The asthma question is one that highlights many of the current problems in epidemiology, genetics, and the understanding of causation.  Asthma prevalence has been climbing in the US and other industrialized countries since the 1980s.  Given its precipitous rise, it would seem that the problem is quintessentially one for environmental epidemiology, but even when looked at from that perspective, no convincing environmental cause has yet been identified, and in fact studies have produced a frustrating litany of contradictions -- it's cleanliness or dirt, breast feeding or bottle, this gene or that.  Yes, epidemiologists have turned to genetics to try to understand the disease, but clearly there's no genetic explanation for such a recent epidemic. 

Like most other common chronic conditions, asthma is a complex disease, with multiple causes and multiple pathways.  As Holgate concludes:
In the future, it is essential that asthma is not treated as a single disorder, but rather defined by causative pathways. We need new diagnostic biomarkers to identify patients most likely to respond to highly selective biologics, such as anti-IL-5 biologic (mepolizumab) and anti-IL-13 (lebrikizumab). These therapies are only active in particular subtypes of asthma, when the molecules they target lie on a causative disease pathway. 
Studies of large numbers of people with a common chronic disease like asthma, or heart disease or hypertension, are necessarily pooling cases with different causes, pathways, genetic backgrounds, and outcomes.  This limits the potential for successful findings.
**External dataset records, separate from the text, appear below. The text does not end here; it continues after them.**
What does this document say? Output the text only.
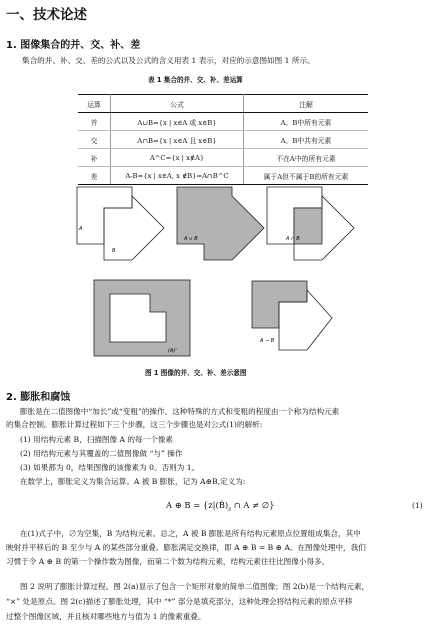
一、技术论述
1. 图像集合的并、交、补、差
集合的并、补、交、差的公式以及公式的含义用表 1 表示，对应的示意图如图 1 所示。
表 1 集合的并、交、补、差运算
运算	公式	注解
并	A∪B={x | x∈A 或 x∈B}	A、B中所有元素
交	A∩B={x | x∈A 且 x∈B}	A、B中共有元素
补	A^C={x | x∉A}	不在A中的所有元素
差	A-B={x | x∈A, x ∉B}=A∩B^C	属于A但不属于B的所有元素
A
B
A ∪ B	A ∩ B
(A)ᶜ
A − B
图 1 图像的并、交、补、差示意图
2. 膨胀和腐蚀
膨胀是在二值图像中“加长”或“变粗”的操作。这种特殊的方式和变粗的程度由一个称为结构元素
的集合控制。膨胀计算过程如下三个步骤，这三个步骤也是对公式(1)的解析:
(1) 用结构元素 B，扫描图像 A 的每一个像素
(2) 用结构元素与其覆盖的二值图像做 “与” 操作
(3) 如果都为 0，结果图像的该像素为 0。否则为 1。
在数学上，膨胀定义为集合运算。A 被 B 膨胀，记为 A⊕B,定义为:
A ⊕ $B = \{z|(B̂)_z$ ∩ A ≠ ∅}	(1)
在(1)式子中，∅为空集，B 为结构元素。总之，A 被 B 膨胀是所有结构元素原点位置组成集合，其中
映射并平移后的 B 至少与 A 的某些部分重叠。膨胀满足交换律，即 A ⊕ B = B ⊕ A。在图像处理中，我们
习惯于令 A ⊕ B 的第一个操作数为图像，而第二个数为结构元素，结构元素往往比图像小得多。
图 2 说明了膨胀计算过程。图 2(a)显示了包含一个矩形对象的简单二值图像；图 2(b)是一个结构元素，
“×” 处是原点。图 2(c)描述了膨胀处理，其中 “*” 部分是填充部分，这种处理会将结构元素的原点平移
过整个图像区域，并且核对哪些地方与值为 1 的像素重叠。
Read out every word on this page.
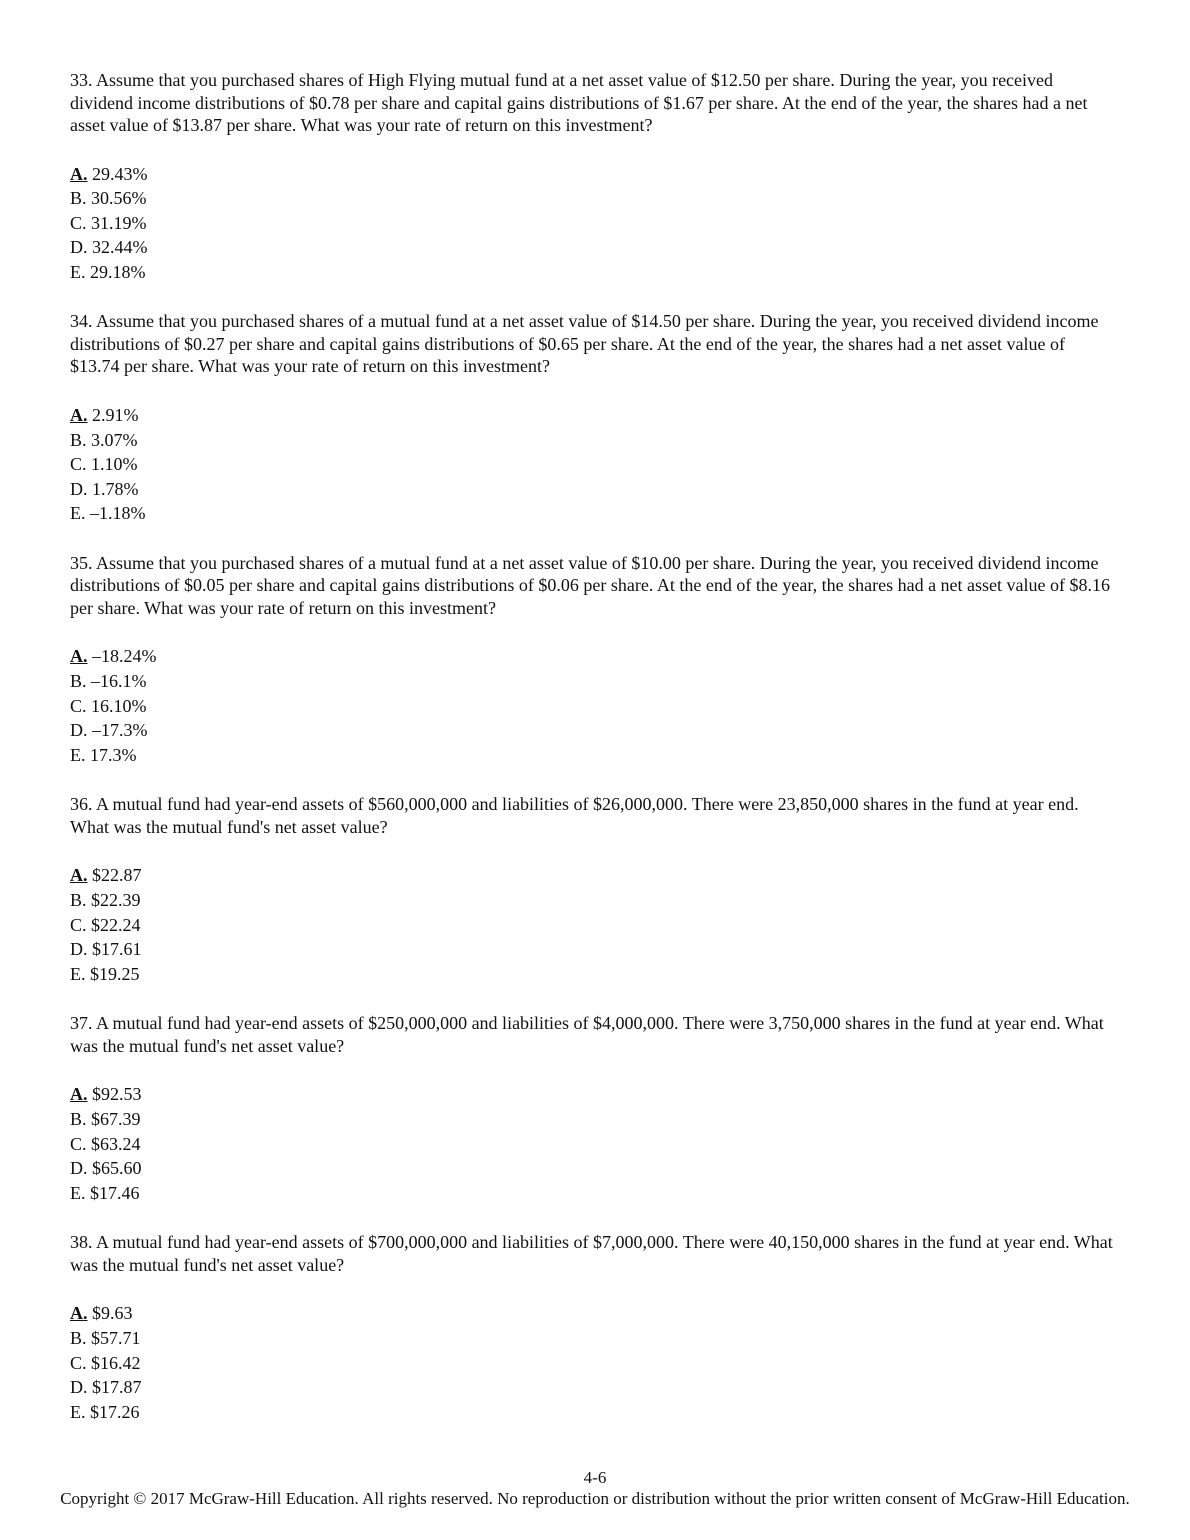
33. Assume that you purchased shares of High Flying mutual fund at a net asset value of $12.50 per share. During the year, you received dividend income distributions of $0.78 per share and capital gains distributions of $1.67 per share. At the end of the year, the shares had a net asset value of $13.87 per share. What was your rate of return on this investment?

A. 29.43%
B. 30.56%
C. 31.19%
D. 32.44%
E. 29.18%

34. Assume that you purchased shares of a mutual fund at a net asset value of $14.50 per share. During the year, you received dividend income distributions of $0.27 per share and capital gains distributions of $0.65 per share. At the end of the year, the shares had a net asset value of $13.74 per share. What was your rate of return on this investment?

A. 2.91%
B. 3.07%
C. 1.10%
D. 1.78%
E. –1.18%

35. Assume that you purchased shares of a mutual fund at a net asset value of $10.00 per share. During the year, you received dividend income distributions of $0.05 per share and capital gains distributions of $0.06 per share. At the end of the year, the shares had a net asset value of $8.16 per share. What was your rate of return on this investment?

A. –18.24%
B. –16.1%
C. 16.10%
D. –17.3%
E. 17.3%

36. A mutual fund had year-end assets of $560,000,000 and liabilities of $26,000,000. There were 23,850,000 shares in the fund at year end. What was the mutual fund's net asset value?

A. $22.87
B. $22.39
C. $22.24
D. $17.61
E. $19.25

37. A mutual fund had year-end assets of $250,000,000 and liabilities of $4,000,000. There were 3,750,000 shares in the fund at year end. What was the mutual fund's net asset value?

A. $92.53
B. $67.39
C. $63.24
D. $65.60
E. $17.46

38. A mutual fund had year-end assets of $700,000,000 and liabilities of $7,000,000. There were 40,150,000 shares in the fund at year end. What was the mutual fund's net asset value?

A. $9.63
B. $57.71
C. $16.42
D. $17.87
E. $17.26
4-6
Copyright © 2017 McGraw-Hill Education. All rights reserved. No reproduction or distribution without the prior written consent of McGraw-Hill Education.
Biological traits are the result of interactions among many different factors, genetic and otherwise.  Such interactions, and the way that evolution works, leads to redundancy, alternative pathways, overlapping pathways, and the like.  This was a major theme of our book The Mermaid's Tale.  Complexity is an easy word to say, and perhaps it's easy to use it to excuse failure to find blockbuster findings.  But the last couple of decades have systematically shown causal complexity to be real.

Besides complexity itself, a major problem is not simply that humans aren't mice.  It's also that we are all unique in our environmental exposures, genomics, and how our bodies respond.  Identifying single genes that may be involved in complex diseases, or even biophysiological pathways, may be a rationale for sticking with the genetic approach to understanding disease, but it's a far cry from prevention, treatment or cure.

Rather than promising simplistic causation and consequent intervention miracles, we feel that students and young investigators, and the funding mechanisms, should be geared towards coming to grips with complexity, rather than just spinning out ever more details.  Major practical, and we also believe conceptual challenges lie ahead.  Asthma is a good case in point.